简体   繁体   中英

Race condition between terminating worker threads and main thread

I am having an issue with terminating worker threads from the main thread. So far each method I tried either leads to a race condition or dead lock.

The worker threads are stored in a inner class inside a class called ThreadPool, ThreadPool maintains a vector of these WorkerThreads using unique_ptr.

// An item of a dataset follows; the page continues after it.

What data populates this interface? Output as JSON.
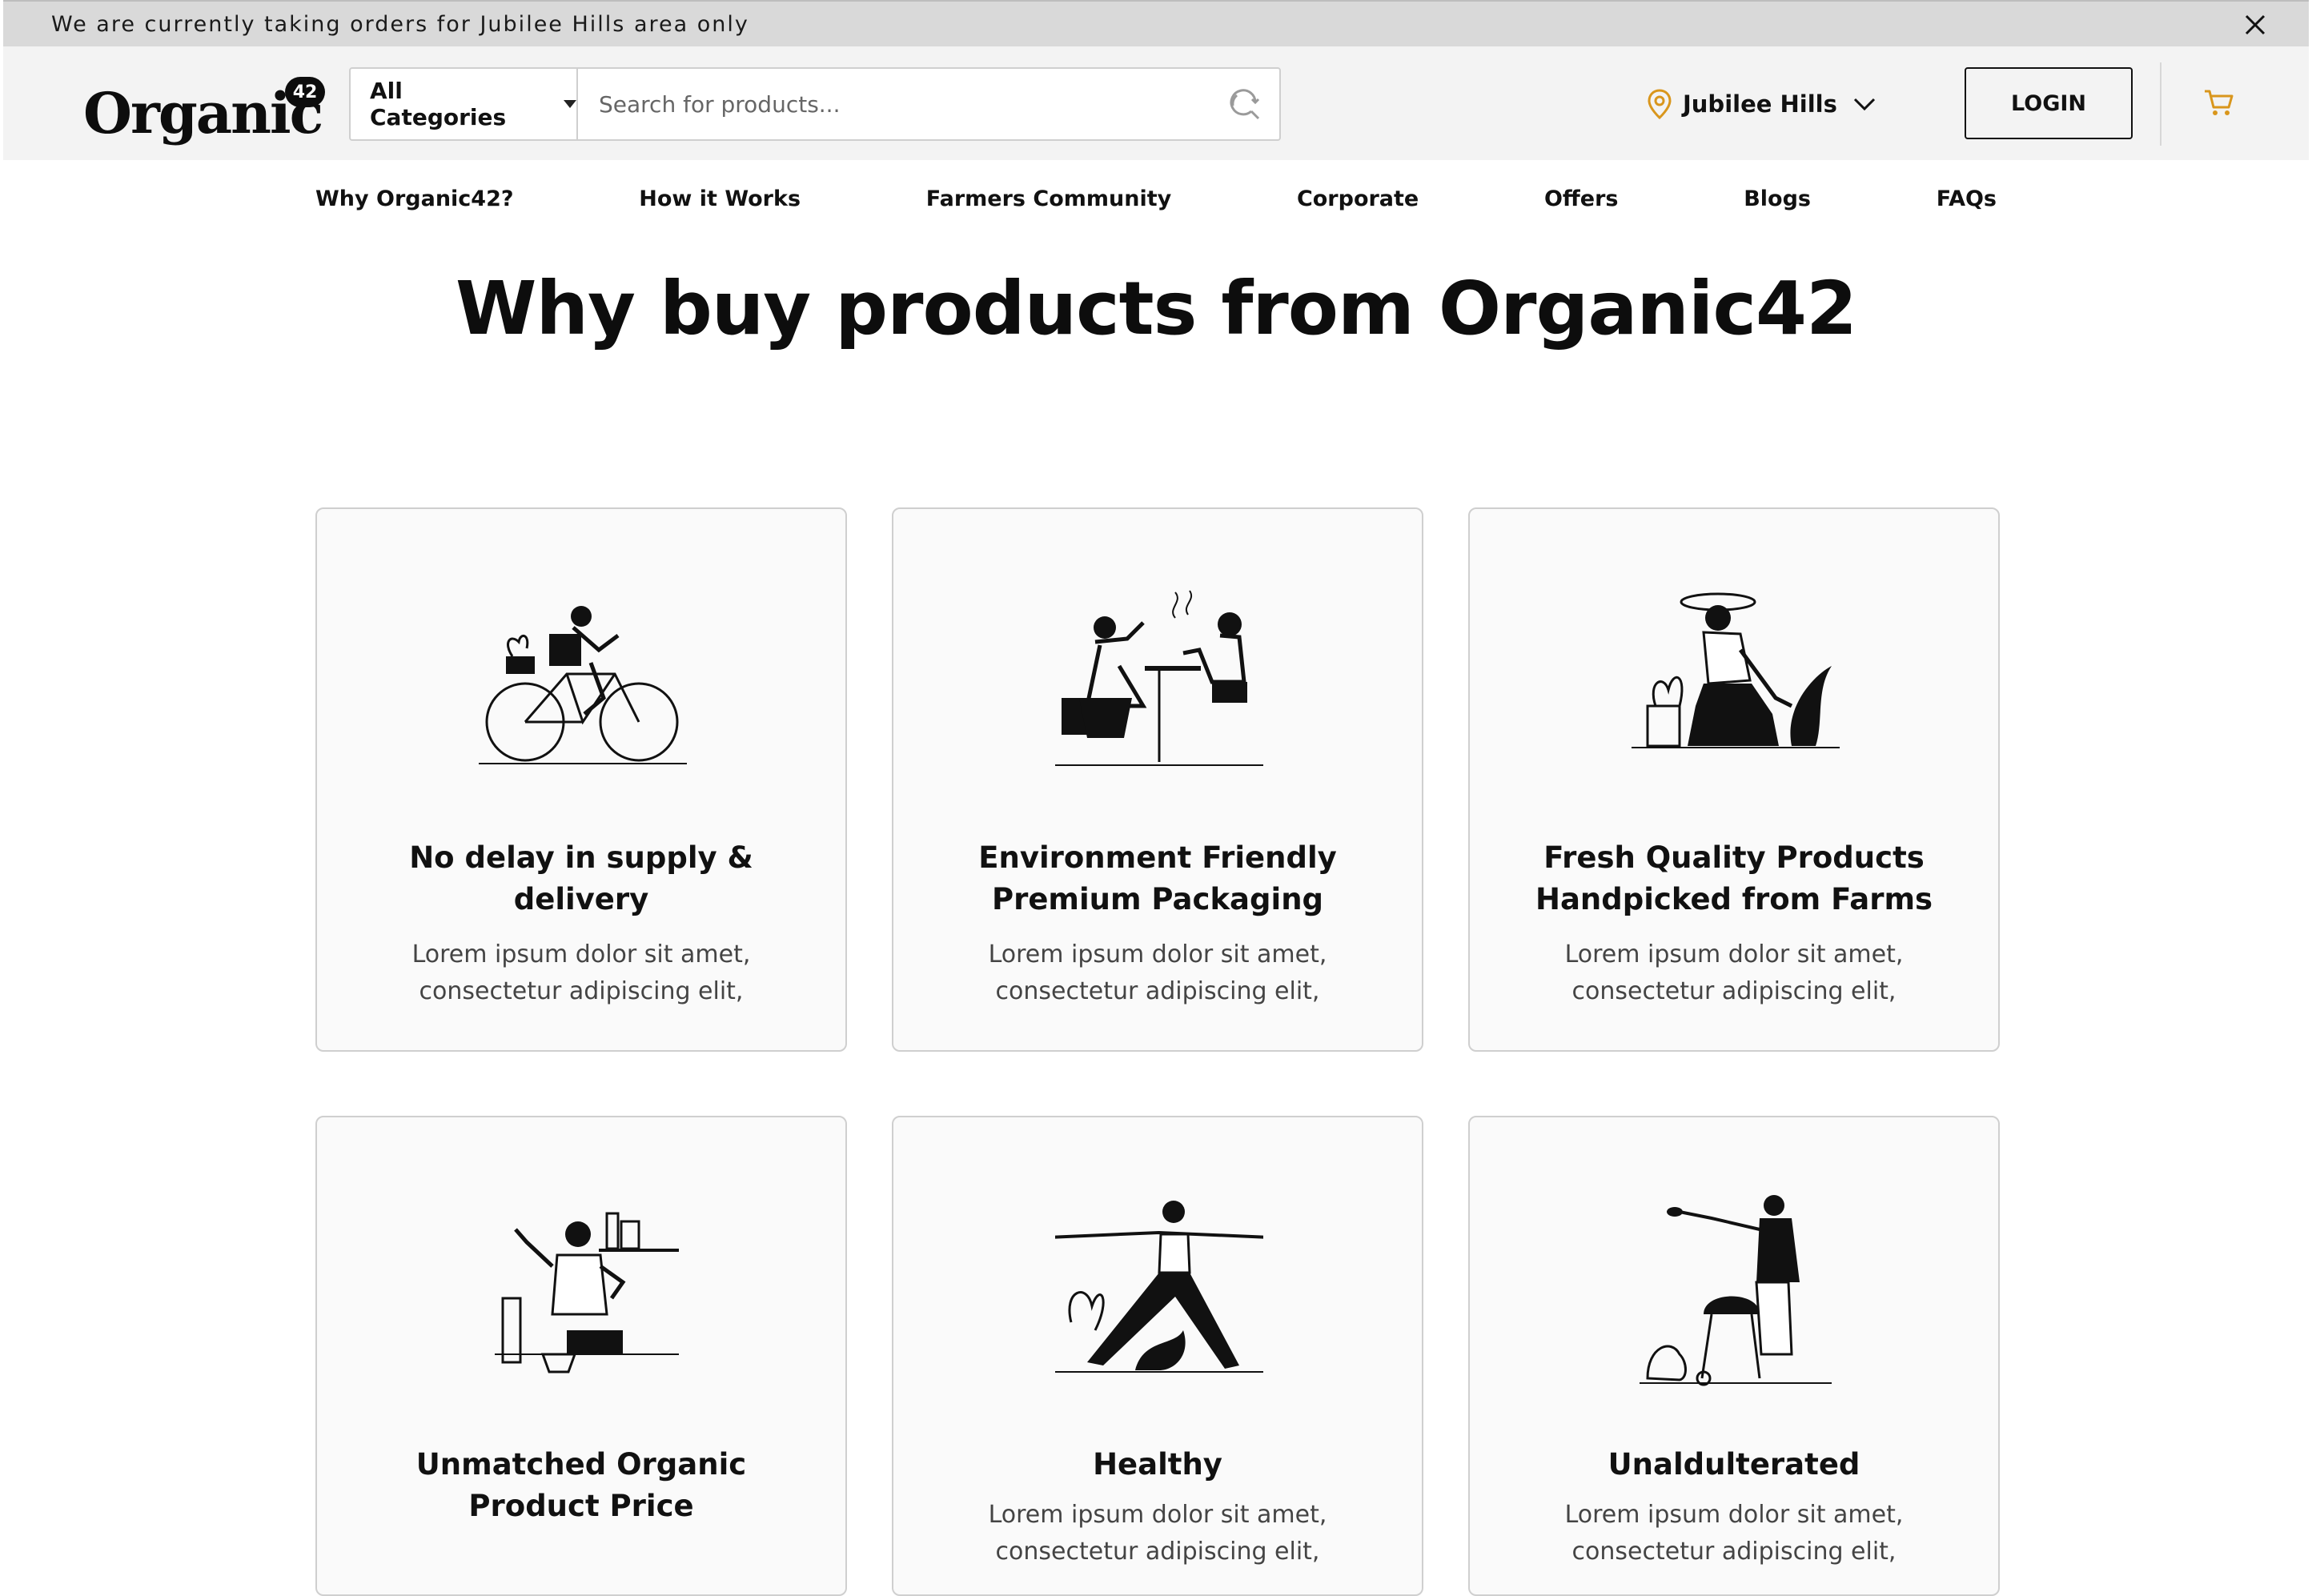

Here is the header for my ThreadPool:

class ThreadPool
{
public:
typedef void (*pFunc)(const wpath&, const Args&, Global::mFile_t&, std::mutex&, std::mutex&);       // function to point to
private:

    class WorkerThread
    {
    private:
        ThreadPool* const _thisPool;        // reference enclosing class

        // pointers to arguments
        wpath _pPath;               // member argument that will be modifyable to running thread
        Args * _pArgs;
        Global::mFile_t * _pMap;

        // flags for thread management
        bool _terminate;                    // terminate thread
        bool _busy;                         // is thread busy?
        bool _isRunning;

        // thread management members

        std::mutex              _threadMtx;
        std::condition_variable _threadCond;
        std::thread             _thisThread;

        // exception ptr
        std::exception_ptr _ex;

        // private copy constructor
        WorkerThread(const WorkerThread&): _thisPool(nullptr) {}
    public:
        WorkerThread(ThreadPool&, Args&, Global::mFile_t&);
        ~WorkerThread();

        void setPath(const wpath);          // sets a new task
        void terminate();                   // calls terminate on thread
        bool busy() const;                  // returns whether thread is busy doing task
        bool isRunning() const;             // returns whether thread is still running
        void join();                        // thread join wrapper
        std::exception_ptr exception() const;

        // actual worker thread running tasks
        void thisWorkerThread();
    };

    // thread specific information
    DWORD _numProcs;                        // number of processors on system
    unsigned _numThreads;                   // number of viable threads
    std::vector<std::unique_ptr<WorkerThread>> _vThreads;   // stores thread pointers - workaround for no move constructor in WorkerThread
    pFunc _task;                            // the task threads will call

    // synchronization members
    unsigned _barrierLimit;                 // limit before barrier goes down
    std::mutex _barrierMtx;                 // mutex for barrier
    std::condition_variable _barrierCond;   // condition for barrier
    std::mutex _coutMtx;

public:
    // argument mutex
    std::mutex matchesMap_mtx;
    std::mutex coutMatch_mtx;

    ThreadPool(pFunc f);

    // wake a thread and pass it a new parameter to work on
    void callThread(const wpath&);

    // barrier synchronization
    void synchronizeStartingThreads();

    // starts and synchronizes all threads in a sleep state
    void startThreads(Args&, Global::mFile_t&);

    // terminate threads
    void terminateThreads();

private:
};

So far the real issue I am having is that when calling terminateThreads() from main thread causes dead lock or race condition.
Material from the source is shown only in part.